La piaga del lavoro nero e dello sfruttamento minorile dilaga sempre di più in ogni parte d'Italia. A Catania la polizia non concede soste a chi sfrutta minorenni soprattutto nell'ambito familiare.
Catania – Il lavoro nero e lo sfruttamento minorile diventano sempre più frequenti ma anche le attività di polizia continuano senza soste per contrastare il fenomeno deviante. Stavolta nella rete degli agenti del commissariato di Librino è caduto un minorenne che gestiva un’attività commerciale abusiva di autoricambi usati. Vicino al negozio era ubicato un deposito di rifiuti speciali pericolosi di oltre 600 metri quadrati. Il minore era costretto a lavorare in ambienta malsano e senza alcuna misura di sicurezza considerando l’assenza di estintori, impianto elettrico privo dei requisiti di legge ed altre infrazioni che riguardano sempre gli ambienti di lavoro illegali.

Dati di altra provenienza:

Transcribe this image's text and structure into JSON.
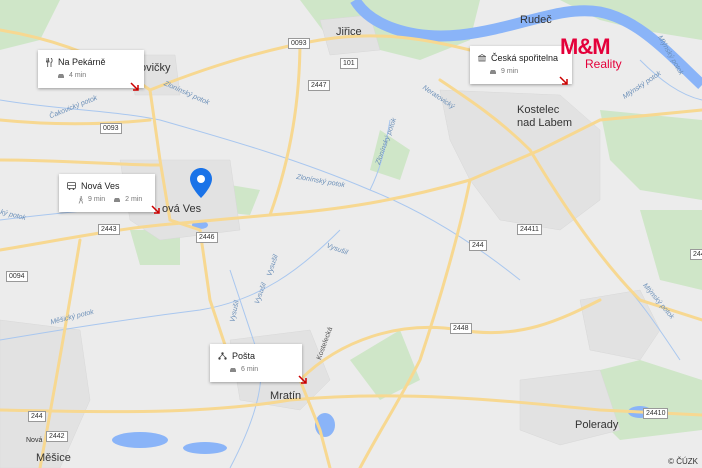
{
  "map": {
    "pois": [
      {
        "icon": "restaurant-icon",
        "name": "Na Pekárně",
        "times": [
          {
            "icon": "car-icon",
            "text": "4 min"
          }
        ]
      },
      {
        "icon": "bank-icon",
        "name": "Česká spořitelna",
        "times": [
          {
            "icon": "car-icon",
            "text": "9 min"
          }
        ]
      },
      {
        "icon": "bus-icon",
        "name": "Nová Ves",
        "times": [
          {
            "icon": "walk-icon",
            "text": "9 min"
          },
          {
            "icon": "car-icon",
            "text": "2 min"
          }
        ]
      },
      {
        "icon": "post-office-icon",
        "name": "Pošta",
        "times": [
          {
            "icon": "car-icon",
            "text": "6 min"
          }
        ]
      }
    ],
    "towns": {
      "jirice": "Jiřice",
      "rudec": "Rudeč",
      "kostelec": [
        "Kostelec",
        "nad Labem"
      ],
      "novaves": "ová Ves",
      "rovicky": "ovičky",
      "mratin": "Mratín",
      "polerady": "Polerady",
      "mesice": "Měšice",
      "nova": "Nová"
    },
    "streams": {
      "zlonin1": "Zlonínský potok",
      "zlonin2": "Zlonínský potok",
      "zlonin3": "Zlonínský potok",
      "cakovicky": "Čakovický potok",
      "nerat": "Neratovický",
      "mesicky": "Měšický potok",
      "mlynsky": "Mlýnský potok",
      "mlynsky2": "Mlýnský potok",
      "vysusil1": "Vysušil",
      "vysusil2": "Vysušil",
      "vysusil3": "Vysušil",
      "vysusil4": "Vysušil",
      "left": "ký potok",
      "mlynsky3": "Mlýnský potok"
    },
    "roads": {
      "r0093a": "0093",
      "r0093b": "0093",
      "r101": "101",
      "r2447": "2447",
      "r2443": "2443",
      "r2446": "2446",
      "r0094": "0094",
      "r244a": "244",
      "r244b": "244",
      "r24411": "24411",
      "r2448": "2448",
      "r24410": "24410",
      "r2442": "2442",
      "r244c": "244",
      "kostelecka": "Kostelecká"
    },
    "logo": {
      "brand": "M&M",
      "sub": "Reality",
      "color": "#e4003a"
    },
    "copyright": "© ČÚZK",
    "colors": {
      "river": "#8ab4f8",
      "land": "#ececec",
      "green": "#cfe6c8",
      "road": "#f7d891",
      "pin": "#1a73e8"
    }
  }
}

Il ragazzino è stato affidato alla madre mentre il padre, proprietario del negozio abusivo di ricambi, è stato diffidato dal reiterare la citata condotta, è indagato in stato di libertà ai sensi dell’articolo 603 bis del codice penale, che punisce lo sfruttamento del lavoro minorile con l’aggravante di aver impiegato il minore in età non consentita, in lavori pesanti e in luoghi non sicuri. Inoltre lo stesso genitore è stato indagato a piede libero per il reato ambientale di gestione illegale di rifiuti speciali pericolosi, mentre la polizia ha proceduto al sequestro penale preventivo dell’immobile e di migliaia di chilogrammi di materiale inquinante. L’uomo è stato anche segnalato all’Asp Spresal competente sulla sicurezza dei luoghi di lavoro, alla Guardia di Finanza, all’Agenzia delle Entrate, all’Inps e alla Polizia locale.
Un altro controllo di polizia è stato eseguito presso un negozio di tatuaggi e un parrucchiere, entrambi abusivi, allestiti all’interno di una civile abitazione affittata in nero dalla titolare. Il gestore avrebbe eseguito i tatuaggi senza rispettare le procedure igienico-sanitarie per prevenire il contagio di malattie infettive tant’è che non c’era traccia di apparecchiature adatte alla sterilizzazione degli strumenti. Per quanto attiene il negozio di parrucchiera il luogo risultava salubre con tanto di distribuzione di mascherine e disinfettanti per i clienti. La titolare dell’attività abusiva fa parte di un nucleo familiare che percepisce il reddito di cittadinanza. La medesima persona avrebbe avuto alle proprie dipendenze una lavoratrice in nero di 18 anni a cui veniva corrisposta una paga di 40 euro a settimana, per un salario corrispondente a circa 1 euro l’ora. Continuano i controlli della polizia in altre zone del capoluogo etneo finalizzate alla repressione dello sfruttamento della manovalanza minorile.